The star of Friday night, Kari Kriikku, reappeared for Jukka Tiensuu’s Puro for clarinet and orchestra, a work written for the performer in 1989. Tiensuu, an important figure in Finnish Modernism, has spent much time in electronic studios around the world, and the influence of this is evident in Puro. The work has as its harmonic basis a spectral analysis of a low note played on the clarinet, and this is made manifest throughout the piece as chords based on the analysis. It is a more difficult work than the Lindberg, lacking the familiar gestures and ‘safe’ moments, but is nonetheless immediately appealing, eschewing aggression as melodic ideas presented on the clarinet echo around the orchestra.

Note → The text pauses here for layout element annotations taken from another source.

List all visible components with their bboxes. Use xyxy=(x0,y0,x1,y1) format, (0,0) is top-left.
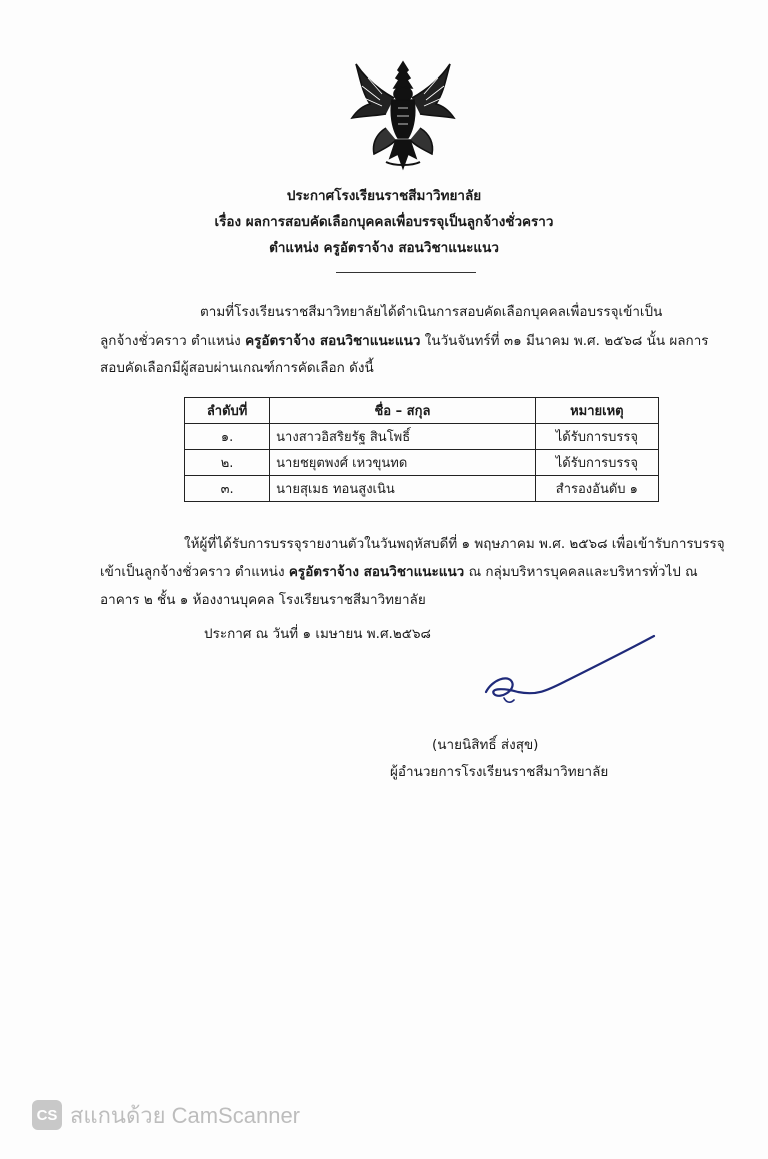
signature-icon xyxy=(478,630,688,710)
report-line-2: เข้าเป็นลูกจ้างชั่วคราว ตำแหน่ง ครูอัตราจ้าง สอนวิชาแนะแนว ณ กลุ่มบริหารบุคคลและบริหารทั่วไป ณ xyxy=(100,564,698,580)
row-name: นายสุเมธ ทอนสูงเนิน xyxy=(270,476,536,502)
camscanner-watermark xyxy=(32,1098,300,1132)
results-table xyxy=(184,397,659,502)
header-note: หมายเหตุ xyxy=(535,398,658,424)
garuda-emblem-icon xyxy=(346,58,460,174)
signatory-name: (นายนิสิทธิ์ ส่งสุข) xyxy=(432,737,539,753)
position-line: ตำแหน่ง ครูอัตราจ้าง สอนวิชาแนะแนว xyxy=(269,240,499,256)
signatory-title: ผู้อำนวยการโรงเรียนราชสีมาวิทยาลัย xyxy=(390,764,609,780)
table-row xyxy=(185,424,659,450)
row-name: นายชยุตพงศ์ เหวขุนทด xyxy=(270,450,536,476)
report-line-3: อาคาร ๒ ชั้น ๑ ห้องงานบุคคล โรงเรียนราชสีมาวิทยาลัย xyxy=(100,592,426,608)
row-number: ๓. xyxy=(185,476,270,502)
table-row xyxy=(185,450,659,476)
report-line-1: ให้ผู้ที่ได้รับการบรรจุรายงานตัวในวันพฤหัสบดีที่ ๑ พฤษภาคม พ.ศ. ๒๕๖๘ เพื่อเข้ารับการบรรจุ xyxy=(184,536,725,552)
intro-line-3: สอบคัดเลือกมีผู้สอบผ่านเกณฑ์การคัดเลือก ดังนี้ xyxy=(100,360,374,376)
intro-line-2: ลูกจ้างชั่วคราว ตำแหน่ง ครูอัตราจ้าง สอนวิชาแนะแนว ในวันจันทร์ที่ ๓๑ มีนาคม พ.ศ. ๒๕๖๘ นั้น ผลการ xyxy=(100,333,709,349)
camscanner-text: สแกนด้วย CamScanner xyxy=(70,1102,301,1128)
announcement-heading: ประกาศโรงเรียนราชสีมาวิทยาลัย xyxy=(286,188,482,204)
row-note: ได้รับการบรรจุ xyxy=(535,424,658,450)
header-name: ชื่อ – สกุล xyxy=(270,398,536,424)
divider-rule xyxy=(336,272,476,273)
header-order: ลำดับที่ xyxy=(185,398,270,424)
row-number: ๑. xyxy=(185,424,270,450)
row-note: ได้รับการบรรจุ xyxy=(535,450,658,476)
table-row xyxy=(185,476,659,502)
subject-line: เรื่อง ผลการสอบคัดเลือกบุคคลเพื่อบรรจุเป็นลูกจ้างชั่วคราว xyxy=(214,214,554,230)
intro-line-1: ตามที่โรงเรียนราชสีมาวิทยาลัยได้ดำเนินการสอบคัดเลือกบุคคลเพื่อบรรจุเข้าเป็น xyxy=(200,304,663,320)
row-name: นางสาวอิสริยรัฐ สินโพธิ์ xyxy=(270,424,536,450)
table-header-row xyxy=(185,398,659,424)
announce-date: ประกาศ ณ วันที่ ๑ เมษายน พ.ศ.๒๕๖๘ xyxy=(204,626,431,642)
row-note: สำรองอันดับ ๑ xyxy=(535,476,658,502)
camscanner-logo-icon: CS xyxy=(32,1100,62,1130)
row-number: ๒. xyxy=(185,450,270,476)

Again the Orchestra was up to the task, giving one of the best performances of contemporary work that I have seen from the NZSO. Kriikku’s mastery was especially evident in the lengthy cadenza, with echos previously made by the orchestra now coming from the solo instrumentalist in a stunning display of virtual and actual polyphony. Even the most reluctant listeners could not help but be excited, with Kriikuu’s adventurous performance eliciting a deservedly rapturous response from the audience, who were rewarded with a witty klezmer encore.